Day 4: a GREAT IMPROVEMENT

It was a banner day for this Museum Nerd. We completed our visit of the BRITISH MUSEUM. What a treat! AND, oh yes there is an AND, Mum and I made it to the Petrie Museum of Egyptology at UCL. 🙌

Part 2 of the Liberte British Museum Experience: Tickets on sale NOW

I planned really well so we got to the museum just as they opened the doors to the exhibits. The very large school group waiting outside was dismayed when I was able to sneak our party of 3 right past them through the doors.  Among the many treasures we saw were the Rosetta Stone (it was much bigger than I expected), artifacts from Egypt and the Assyrian Lamassu (gateway guardians with human head, wings and bull/lion bodies), lion hunting reliefs from Nineveh.  The cuneiform writings were super intricate and even covered some of the figural elements of the stele (stone text posts where a dude proclaims his greatness) and statues.

We also saw the Elgin Marbles, or the marbles taken from the Parthenon in Athens by Lord Elgin.  The keeping of these marbles is very controversial in the museum world.  Greece wants them back, and has for a very long time, even going so far as to build a museum home for them.  One of the main issues is that it’s a very big symbol of the British Colonialist heritage. Many items in the BM stem from a time when archeology was close to looting and showing the racial superiority of Caucasians.  If the marbles were to return to Greece it would open up the BM to having requests from other countries the return of their cultural items.  Including but not limited to the Benin Bronzes which also have a similarly controversial history.  The items have also been in London for long enough to be a part of the British cultural legacy and the BM’s as a visual encyclopedia of cultures and history.  It’s a hornets nest of patrimony, ethics and international relations.

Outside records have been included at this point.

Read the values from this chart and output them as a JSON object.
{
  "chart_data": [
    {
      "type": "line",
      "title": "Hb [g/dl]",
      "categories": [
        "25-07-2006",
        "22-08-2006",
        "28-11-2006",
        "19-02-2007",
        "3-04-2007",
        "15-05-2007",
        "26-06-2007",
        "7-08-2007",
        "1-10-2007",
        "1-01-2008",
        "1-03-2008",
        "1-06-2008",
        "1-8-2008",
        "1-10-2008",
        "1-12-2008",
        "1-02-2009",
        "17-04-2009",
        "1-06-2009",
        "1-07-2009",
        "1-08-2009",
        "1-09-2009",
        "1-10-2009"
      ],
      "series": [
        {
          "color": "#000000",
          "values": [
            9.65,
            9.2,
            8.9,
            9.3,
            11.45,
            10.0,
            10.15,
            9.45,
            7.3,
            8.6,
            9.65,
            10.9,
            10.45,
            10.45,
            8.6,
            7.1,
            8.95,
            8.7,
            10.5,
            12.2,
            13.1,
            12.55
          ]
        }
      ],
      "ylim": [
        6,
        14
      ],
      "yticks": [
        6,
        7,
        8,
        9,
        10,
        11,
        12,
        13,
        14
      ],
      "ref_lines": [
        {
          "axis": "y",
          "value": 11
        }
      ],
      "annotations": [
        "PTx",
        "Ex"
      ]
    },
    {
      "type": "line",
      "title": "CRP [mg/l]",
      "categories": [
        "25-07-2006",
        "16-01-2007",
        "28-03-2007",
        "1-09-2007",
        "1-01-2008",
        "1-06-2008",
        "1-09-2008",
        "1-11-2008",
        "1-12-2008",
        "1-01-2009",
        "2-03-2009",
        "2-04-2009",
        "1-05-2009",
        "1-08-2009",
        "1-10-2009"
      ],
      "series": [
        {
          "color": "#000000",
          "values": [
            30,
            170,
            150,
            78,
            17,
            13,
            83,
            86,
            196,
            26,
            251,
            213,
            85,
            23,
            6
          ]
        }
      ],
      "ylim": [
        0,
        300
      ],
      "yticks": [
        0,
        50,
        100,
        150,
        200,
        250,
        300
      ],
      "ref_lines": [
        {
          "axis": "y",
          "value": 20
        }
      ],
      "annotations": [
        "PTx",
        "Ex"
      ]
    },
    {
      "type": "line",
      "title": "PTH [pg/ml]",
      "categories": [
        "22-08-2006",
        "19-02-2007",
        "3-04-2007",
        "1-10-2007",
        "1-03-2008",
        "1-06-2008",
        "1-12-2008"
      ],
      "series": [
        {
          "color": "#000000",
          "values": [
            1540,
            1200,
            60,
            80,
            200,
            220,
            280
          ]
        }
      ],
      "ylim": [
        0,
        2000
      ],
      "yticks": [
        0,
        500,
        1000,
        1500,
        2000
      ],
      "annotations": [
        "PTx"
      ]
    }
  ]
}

On the other hand, the Living and Dying gallery did a lot to assuage the colonialist message of the BM.  The gallery looked very closely like the Museum of Anthropology’s multiversity gallery at the University of British Columbia. Similar cases, framing, etc. Walking into the North America section was a bit like teleporting to be honest.  The curators did a very cool job of updating the typological way of looking at cultures (very in tune with the historical origins of the BM) while showing that in fact these cultures deal  with the same concerns as everyone and that they are living and developing.  I liked the use of modern photos to show how people use the items and address the concerns of living and dying.  The centrepiece was a great art exhibit that presented the life of a typical man and woman through photos, objects and the medicine they take (mostly their pills).  It created an imagined person and used photos from lots of different people. The woman had birth control and hormone replacement while you saw the man was a smoker who was treated for lung cancer but eventually succumbed to it.  Mum, always the pharmacist, thought it was fantastic!

 

This post is rather long! Thanks for sticking with me.  Here’s a little token of my thanks:

Saw this guy fake texting at the British Museum. Can’t believe he wasn’t paying attention.

I’ll post later about the Petrie Museum. Heads up for the photo post though.